万が一、光コラボの詐欺に合った後でこのページにたどり着いた方は、国民生活センターに一報を入れて、詐欺事業者を一掃しましょう。

悪徳業者による詐欺被害の実例

悪徳業者による転用を利用した詐欺被害にはどのようなものがあるのでしょうか?主な被害は以下のものです。

  • 使わないオプションをつけられて毎月の費用が高くなった
  • プロバイダーの解約金がかかることの説明がなかった
  • フレッツ光に戻せなくなることの説明がなかった
  • 「工事費は無料」と言っていたのに工事費が発生した

つまり、「月額費が安くなります」「独自のサービスを利用できますよ」という転用のメリットだけを伝えて、転用を勧めているのです。これらの詐欺業者のほとんどは悪質な販売代理店でしょう。とりあえず契約だけさせて、販売マージンを手に入れているのです。利用者のことを考えない代理店は撲滅して欲しいものですね。

転用承諾番号を聞き出し勝手に転用の手続きをする悪質業者も


悪徳業者の中にはなんと、フレッツ光の転用承諾番号を聞き出して、勝手に転用を行う業者もいるようです。

ただし、NTT東日本・NTT西日本は「転用承諾番号の取得を依頼することはありません」と公式サイトで発表しています。なので、見ず知らずの人間から、転用承諾番号を聞かれても教えないようにしましょう。

万が一、転用承諾番号を教えてしまった場合はどうすればいいのでしょうか?その場合は、再度、転用承諾番号を取得すれば教えた番号は無効になるので、勝手に手続きされた転用はキャンセルされます。
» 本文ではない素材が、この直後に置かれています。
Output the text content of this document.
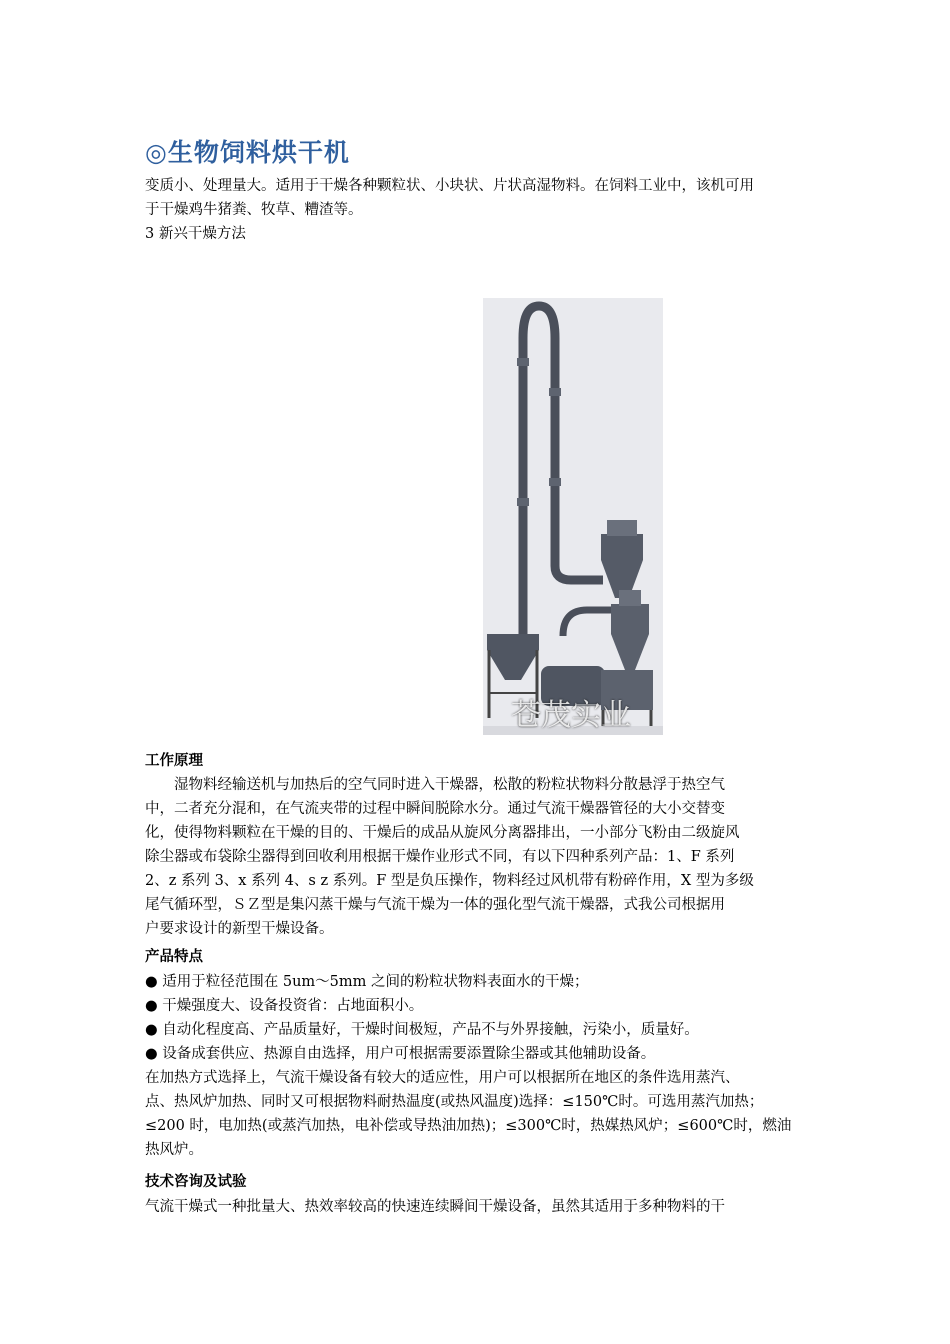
◎生物饲料烘干机
变质小、处理量大。适用于干燥各种颗粒状、小块状、片状高湿物料。在饲料工业中，该机可用
于干燥鸡牛猪粪、牧草、糟渣等。
3 新兴干燥方法
苍茂实业
工作原理
　　湿物料经输送机与加热后的空气同时进入干燥器，松散的粉粒状物料分散悬浮于热空气
中，二者充分混和，在气流夹带的过程中瞬间脱除水分。通过气流干燥器管径的大小交替变
化，使得物料颗粒在干燥的目的、干燥后的成品从旋风分离器排出，一小部分飞粉由二级旋风
除尘器或布袋除尘器得到回收利用根据干燥作业形式不同，有以下四种系列产品：1、F 系列
2、z 系列 3、x 系列 4、s z 系列。F 型是负压操作，物料经过风机带有粉碎作用，X 型为多级
尾气循环型，ＳＺ型是集闪蒸干燥与气流干燥为一体的强化型气流干燥器，式我公司根据用
户要求设计的新型干燥设备。
产品特点
● 适用于粒径范围在 5um～5mm 之间的粉粒状物料表面水的干燥；
● 干燥强度大、设备投资省：占地面积小。
● 自动化程度高、产品质量好，干燥时间极短，产品不与外界接触，污染小，质量好。
● 设备成套供应、热源自由选择，用户可根据需要添置除尘器或其他辅助设备。
在加热方式选择上，气流干燥设备有较大的适应性，用户可以根据所在地区的条件选用蒸汽、
点、热风炉加热、同时又可根据物料耐热温度(或热风温度)选择：≤150℃时。可选用蒸汽加热；
≤200 时，电加热(或蒸汽加热，电补偿或导热油加热)；≤300℃时，热媒热风炉；≤600℃时，燃油
热风炉。
技术咨询及试验
气流干燥式一种批量大、热效率较高的快速连续瞬间干燥设备，虽然其适用于多种物料的干
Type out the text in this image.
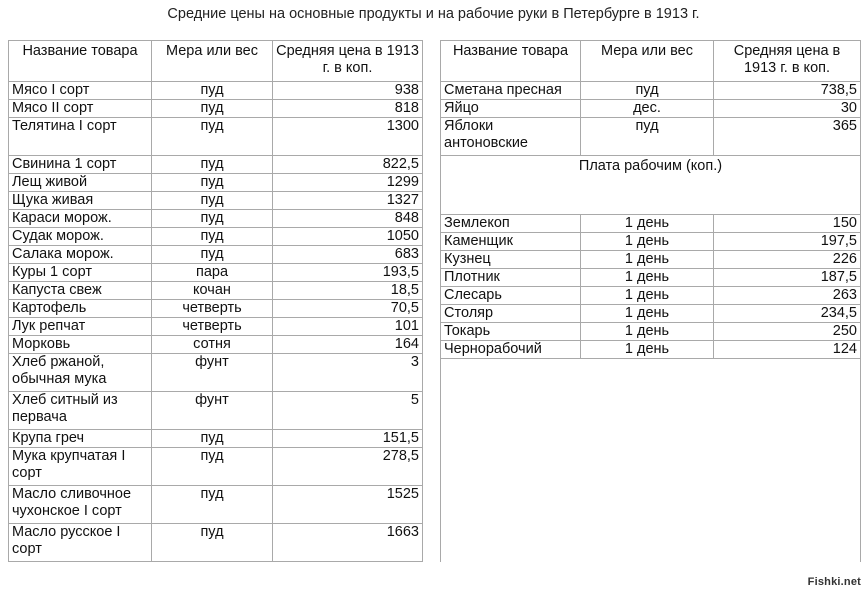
Средние цены на основные продукты и на рабочие руки в Петербурге в 1913 г.
Название товара	Мера или вес	Средняя цена в 1913 г. в коп.
Мясо I сорт	пуд	938
Мясо II сорт	пуд	818
Телятина I сорт	пуд	1300
Свинина 1 сорт	пуд	822,5
Лещ живой	пуд	1299
Щука живая	пуд	1327
Караси морож.	пуд	848
Судак морож.	пуд	1050
Салака морож.	пуд	683
Куры 1 сорт	пара	193,5
Капуста свеж	кочан	18,5
Картофель	четверть	70,5
Лук репчат	четверть	101
Морковь	сотня	164
Хлеб ржаной, обычная мука	фунт	3
Хлеб ситный из первача	фунт	5
Крупа греч	пуд	151,5
Мука крупчатая I сорт	пуд	278,5
Масло сливочное чухонское I сорт	пуд	1525
Масло русское I сорт	пуд	1663
Название товара	Мера или вес	Средняя цена в 1913 г. в коп.
Сметана пресная	пуд	738,5
Яйцо	дес.	30
Яблоки антоновские	пуд	365
Плата рабочим (коп.)		
Землекоп	1 день	150
Каменщик	1 день	197,5
Кузнец	1 день	226
Плотник	1 день	187,5
Слесарь	1 день	263
Столяр	1 день	234,5
Токарь	1 день	250
Чернорабочий	1 день	124

Fishki.net
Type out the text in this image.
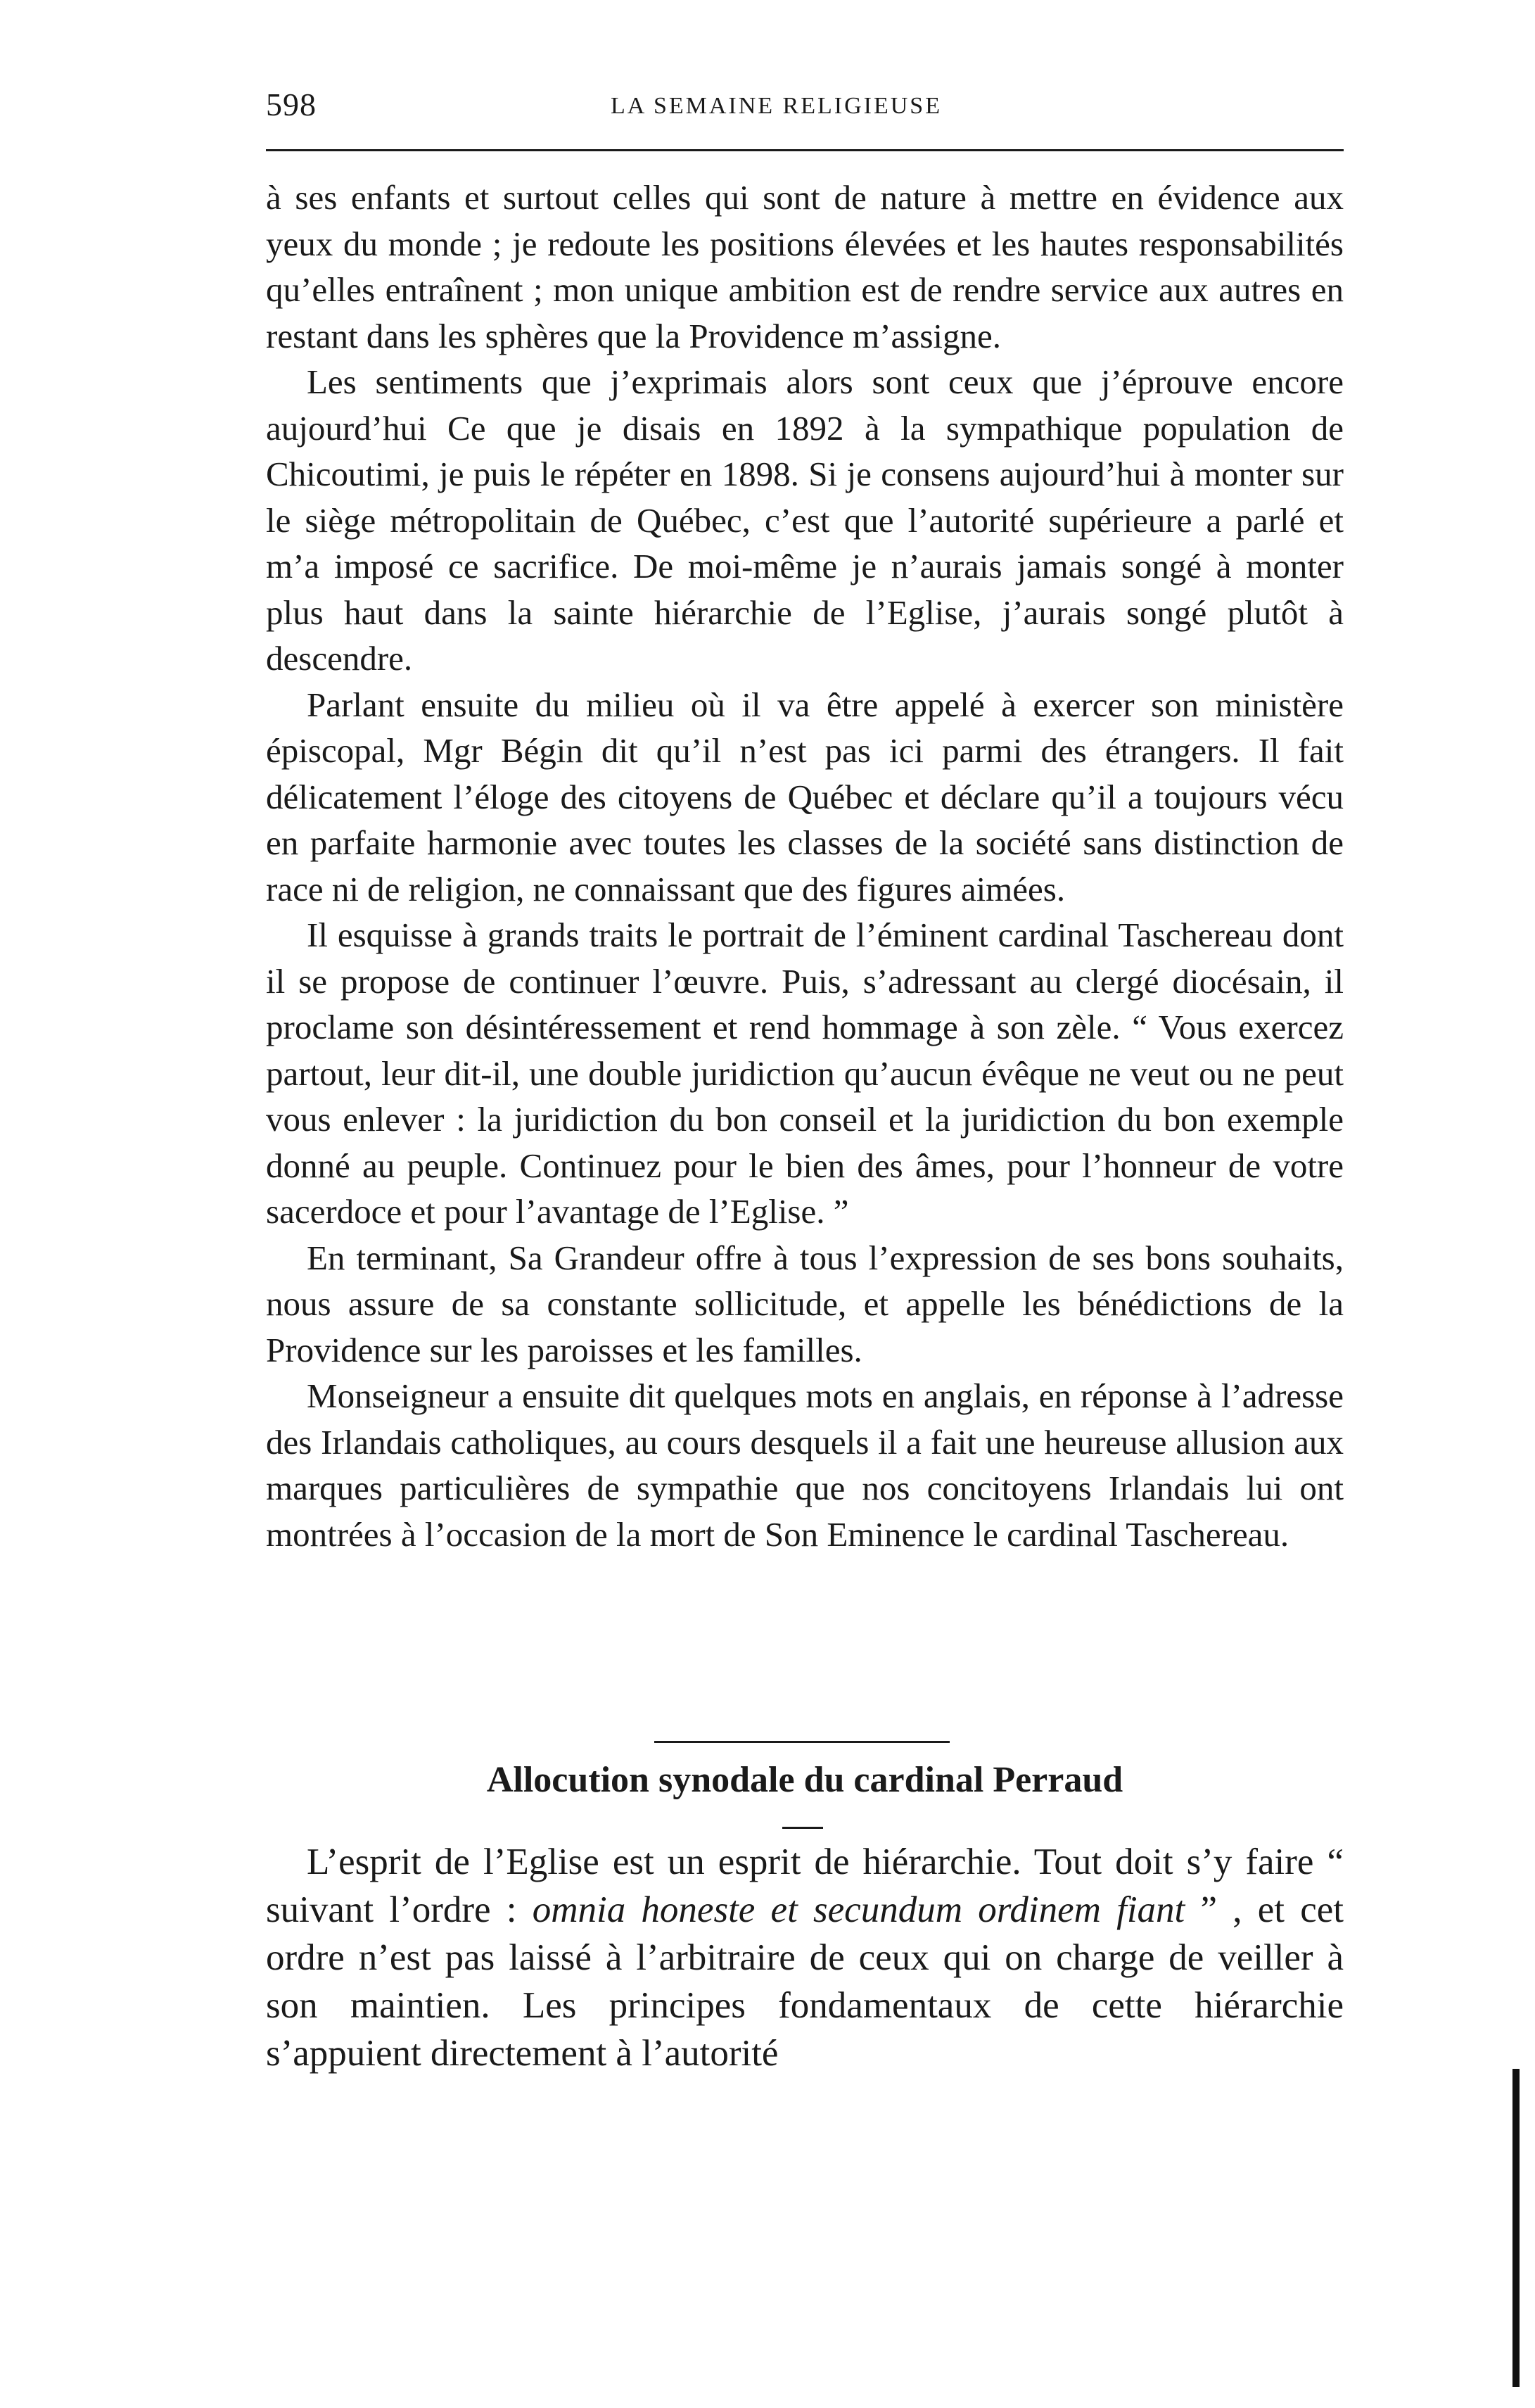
598	LA SEMAINE RELIGIEUSE

à ses enfants et surtout celles qui sont de nature à mettre en évidence aux yeux du monde ; je redoute les positions élevées et les hautes responsabilités qu’elles entraînent ; mon unique ambition est de rendre service aux autres en restant dans les sphères que la Providence m’assigne.

Les sentiments que j’exprimais alors sont ceux que j’éprouve encore aujourd’hui Ce que je disais en 1892 à la sympathique population de Chicoutimi, je puis le répéter en 1898. Si je consens aujourd’hui à monter sur le siège métropolitain de Québec, c’est que l’autorité supérieure a parlé et m’a imposé ce sacrifice. De moi-même je n’aurais jamais songé à monter plus haut dans la sainte hiérarchie de l’Eglise, j’aurais songé plutôt à descendre.

Parlant ensuite du milieu où il va être appelé à exercer son ministère épiscopal, Mgr Bégin dit qu’il n’est pas ici parmi des étrangers. Il fait délicatement l’éloge des citoyens de Québec et déclare qu’il a toujours vécu en parfaite harmonie avec toutes les classes de la société sans distinction de race ni de religion, ne connaissant que des figures aimées.

Il esquisse à grands traits le portrait de l’éminent cardinal Taschereau dont il se propose de continuer l’œuvre. Puis, s’adressant au clergé diocésain, il proclame son désintéressement et rend hommage à son zèle. “ Vous exercez partout, leur dit-il, une double juridiction qu’aucun évêque ne veut ou ne peut vous enlever : la juridiction du bon conseil et la juridiction du bon exemple donné au peuple. Continuez pour le bien des âmes, pour l’honneur de votre sacerdoce et pour l’avantage de l’Eglise. ”

En terminant, Sa Grandeur offre à tous l’expression de ses bons souhaits, nous assure de sa constante sollicitude, et appelle les bénédictions de la Providence sur les paroisses et les familles.

Monseigneur a ensuite dit quelques mots en anglais, en réponse à l’adresse des Irlandais catholiques, au cours desquels il a fait une heureuse allusion aux marques particulières de sympathie que nos concitoyens Irlandais lui ont montrées à l’occasion de la mort de Son Eminence le cardinal Taschereau.

Allocution synodale du cardinal Perraud

L’esprit de l’Eglise est un esprit de hiérarchie. Tout doit s’y faire “ suivant l’ordre : omnia honeste et secundum ordinem fiant ” , et cet ordre n’est pas laissé à l’arbitraire de ceux qui on charge de veiller à son maintien. Les principes fondamentaux de cette hiérarchie s’appuient directement à l’autorité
また、転用番号を勝手に使われた後に、ネット接続するために必要なIDやパスワードが書いてある郵便物が送られて来てくることがあります。一見すると手続きが完了しているように見えますが、ログイン前なら転用をキャンセルできます。詐欺業者に負けずに転用をしっかりとキャンセルしましょう。

まとめ:フレッツ光の転用の確認事項

フレッツ光の転用を利用すれば、NTTに工事費や違約金を払わずに、固定電話の番号をそのままに、他の通信事業者のサービスへ乗り換えることができます。光コラボへ乗り換えることによって、月額費が安くなったり、独自のサービスを受け取れたりする場合があります。

しかし、「フレッツ光には戻せなくなる」「固定電話を失う可能性がある」等の注意点もあります。

また、いきなりかかってきた営業電話で転用を勧められた際には、必ず「工事費はかかるのか?」「プロバイダーの解約金はいくらかかるのか?」「このオプションはどのような内容か?本当に必要なのか?」等を光コラボ事業者へ直接確認しましょう。

これらを確認して問題がなければ、フレッツ光の転用は費用を抑えて他社に乗り換えられる良い制度と言えるでしょう。